На следующей неделе Жан-Клод переехал в комнату для гостей в доме Катерин вместе с двумя чемоданами, портативным компьютером и закрытым на ключ кейсом. Китти не сомневалась, что именно этого ей хочется, равно как и Жан-Клод был уверен, что поступает правильно, однако Томми никакого энтузиазма не проявил.

– Мам, зачем нам в доме этот мужик?

– Потому что он мне нравится. – Катерин собиралась в гардеробной, опаздывая на студию, а Томми болтался без дела, вместо того чтобы отправляться в школу.

– Я рассказал папе, – обиженно заявил он.

– Что ты ему рассказал? – Она пыталась расчесать волосы, спутавшиеся во время любовных игр. Они занимались любовью три или четыре раза за ночь, причем с бесконечными вариациями. Ее лицо раскраснелось, глаза сияли, она явно выглядела как влюбленная женщина. Любая женщина бы догадалась, но не ее сын. – Что сказал отец?

– Он назвал тебя девкой.

– Очаровательно!

Катерин вспомнила о бесконечных чеках, которые она в последнее время подписывала для своего бывшего мужа. Джонни делали химиотерапию несколько раз в неделю, и ему были необходимы дорогие лекарства. Деньги, казалось, текли рекой, так что меньше всего Катерин нуждалась, чтобы Томми учил ее жить.

– Тебе уже шестнадцать, Томми, – твердо сказала она. – Пора тебе понять, что у твоей матери может быть своя жизнь.

– У тебя уже есть своя жизнь – на студии. Тебя, кроме этого, ничто не колышет.

– Если Жан-Клод стал здесь жить, это вовсе не значит, что я люблю тебя меньше, чем раньше! – Она попыталась обнять сына, но он уклонился и начал перебирать ее флаконы с духами. Казалось, что он на взводе больше, чем обычно, и она заметила, что глаза его чересчур блестели.

Восемь часов, а в девять ей надо быть на студии.

– Слушай, мне надо лететь, а тебе пора в школу. Поговорим вечером.
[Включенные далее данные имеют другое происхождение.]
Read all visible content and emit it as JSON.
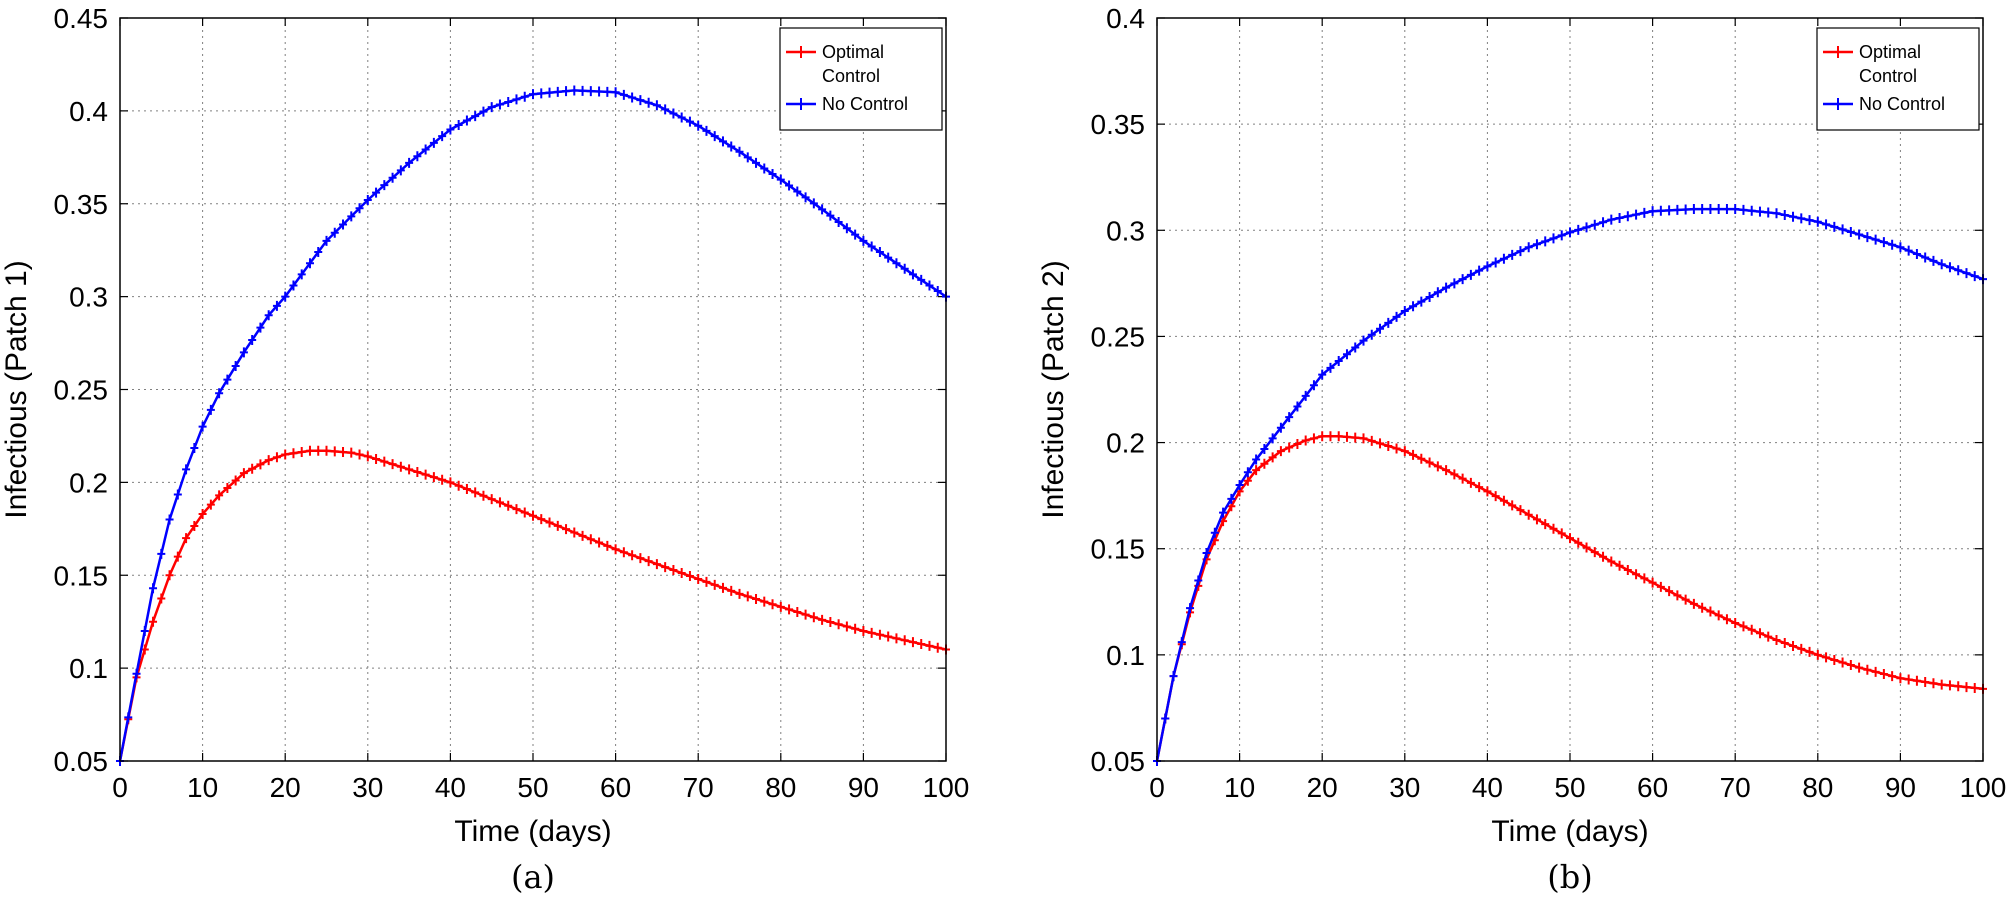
{
  "chart_data": [
    {
      "type": "line",
      "caption": "(a)",
      "xlabel": "Time (days)",
      "ylabel": "Infectious (Patch 1)",
      "xlim": [
        0,
        100
      ],
      "ylim": [
        0.05,
        0.45
      ],
      "xticks": [
        0,
        10,
        20,
        30,
        40,
        50,
        60,
        70,
        80,
        90,
        100
      ],
      "xtick_labels": [
        "0",
        "10",
        "20",
        "30",
        "40",
        "50",
        "60",
        "70",
        "80",
        "90",
        "100"
      ],
      "yticks": [
        0.05,
        0.1,
        0.15,
        0.2,
        0.25,
        0.3,
        0.35,
        0.4,
        0.45
      ],
      "ytick_labels": [
        "0.05",
        "0.1",
        "0.15",
        "0.2",
        "0.25",
        "0.3",
        "0.35",
        "0.4",
        "0.45"
      ],
      "grid": true,
      "legend_position": "top-right",
      "series": [
        {
          "name_lines": [
            "Optimal",
            "Control"
          ],
          "color": "#ff0000",
          "x": [
            0,
            2,
            4,
            6,
            8,
            10,
            12,
            15,
            18,
            20,
            23,
            25,
            28,
            30,
            35,
            40,
            45,
            50,
            55,
            60,
            65,
            70,
            75,
            80,
            85,
            90,
            95,
            100
          ],
          "y": [
            0.05,
            0.095,
            0.125,
            0.15,
            0.17,
            0.183,
            0.193,
            0.205,
            0.212,
            0.215,
            0.217,
            0.217,
            0.216,
            0.214,
            0.207,
            0.2,
            0.191,
            0.182,
            0.173,
            0.164,
            0.156,
            0.148,
            0.14,
            0.133,
            0.126,
            0.12,
            0.115,
            0.11
          ]
        },
        {
          "name": "No Control",
          "color": "#0000ff",
          "x": [
            0,
            2,
            4,
            6,
            8,
            10,
            12,
            15,
            18,
            20,
            25,
            30,
            35,
            40,
            45,
            50,
            55,
            60,
            65,
            70,
            75,
            80,
            85,
            90,
            95,
            100
          ],
          "y": [
            0.05,
            0.097,
            0.143,
            0.18,
            0.207,
            0.23,
            0.248,
            0.27,
            0.29,
            0.3,
            0.33,
            0.352,
            0.372,
            0.39,
            0.402,
            0.409,
            0.411,
            0.41,
            0.403,
            0.392,
            0.378,
            0.363,
            0.347,
            0.33,
            0.315,
            0.3
          ]
        }
      ]
    },
    {
      "type": "line",
      "caption": "(b)",
      "xlabel": "Time (days)",
      "ylabel": "Infectious (Patch 2)",
      "xlim": [
        0,
        100
      ],
      "ylim": [
        0.05,
        0.4
      ],
      "xticks": [
        0,
        10,
        20,
        30,
        40,
        50,
        60,
        70,
        80,
        90,
        100
      ],
      "xtick_labels": [
        "0",
        "10",
        "20",
        "30",
        "40",
        "50",
        "60",
        "70",
        "80",
        "90",
        "100"
      ],
      "yticks": [
        0.05,
        0.1,
        0.15,
        0.2,
        0.25,
        0.3,
        0.35,
        0.4
      ],
      "ytick_labels": [
        "0.05",
        "0.1",
        "0.15",
        "0.2",
        "0.25",
        "0.3",
        "0.35",
        "0.4"
      ],
      "grid": true,
      "legend_position": "top-right",
      "series": [
        {
          "name_lines": [
            "Optimal",
            "Control"
          ],
          "color": "#ff0000",
          "x": [
            0,
            2,
            4,
            6,
            8,
            10,
            12,
            15,
            18,
            20,
            22,
            25,
            30,
            35,
            40,
            45,
            50,
            55,
            60,
            65,
            70,
            75,
            80,
            85,
            90,
            95,
            100
          ],
          "y": [
            0.05,
            0.09,
            0.12,
            0.145,
            0.163,
            0.177,
            0.187,
            0.196,
            0.201,
            0.203,
            0.203,
            0.202,
            0.196,
            0.187,
            0.177,
            0.166,
            0.155,
            0.144,
            0.134,
            0.124,
            0.115,
            0.107,
            0.1,
            0.094,
            0.089,
            0.086,
            0.084
          ]
        },
        {
          "name": "No Control",
          "color": "#0000ff",
          "x": [
            0,
            2,
            4,
            6,
            8,
            10,
            12,
            15,
            18,
            20,
            25,
            30,
            35,
            40,
            45,
            50,
            55,
            60,
            65,
            70,
            75,
            80,
            85,
            90,
            95,
            100
          ],
          "y": [
            0.05,
            0.09,
            0.122,
            0.148,
            0.167,
            0.18,
            0.192,
            0.207,
            0.222,
            0.232,
            0.248,
            0.262,
            0.273,
            0.283,
            0.292,
            0.299,
            0.305,
            0.309,
            0.31,
            0.31,
            0.308,
            0.304,
            0.298,
            0.292,
            0.284,
            0.277
          ]
        }
      ]
    }
  ]
}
– Да ладно, мам, – угрюмо сказал он и вышел из комнаты.

Катерин печально уставилась на туманный горизонт Беверли-Хиллз.

– Pauvre petit chou.[20] – Ласковый голос заставил ее повернуться. В дверях стоял Жан-Клод. – Похоже, у тебя проблемы, cherie!

– Похоже.

Он с улыбкой протянул к ней руки, и она подошла к нему. В его объятиях она казалась себе непобедимой, никого и ничего не боялась. – Я не могу ничем помочь, cherie? – Он гладил ее волосы, которые сегодня настолько ее не слушались, что казались живыми.

– Нет, спасибо, милый, – пробормотала она. – В этой битве мне придется сражаться в одиночку.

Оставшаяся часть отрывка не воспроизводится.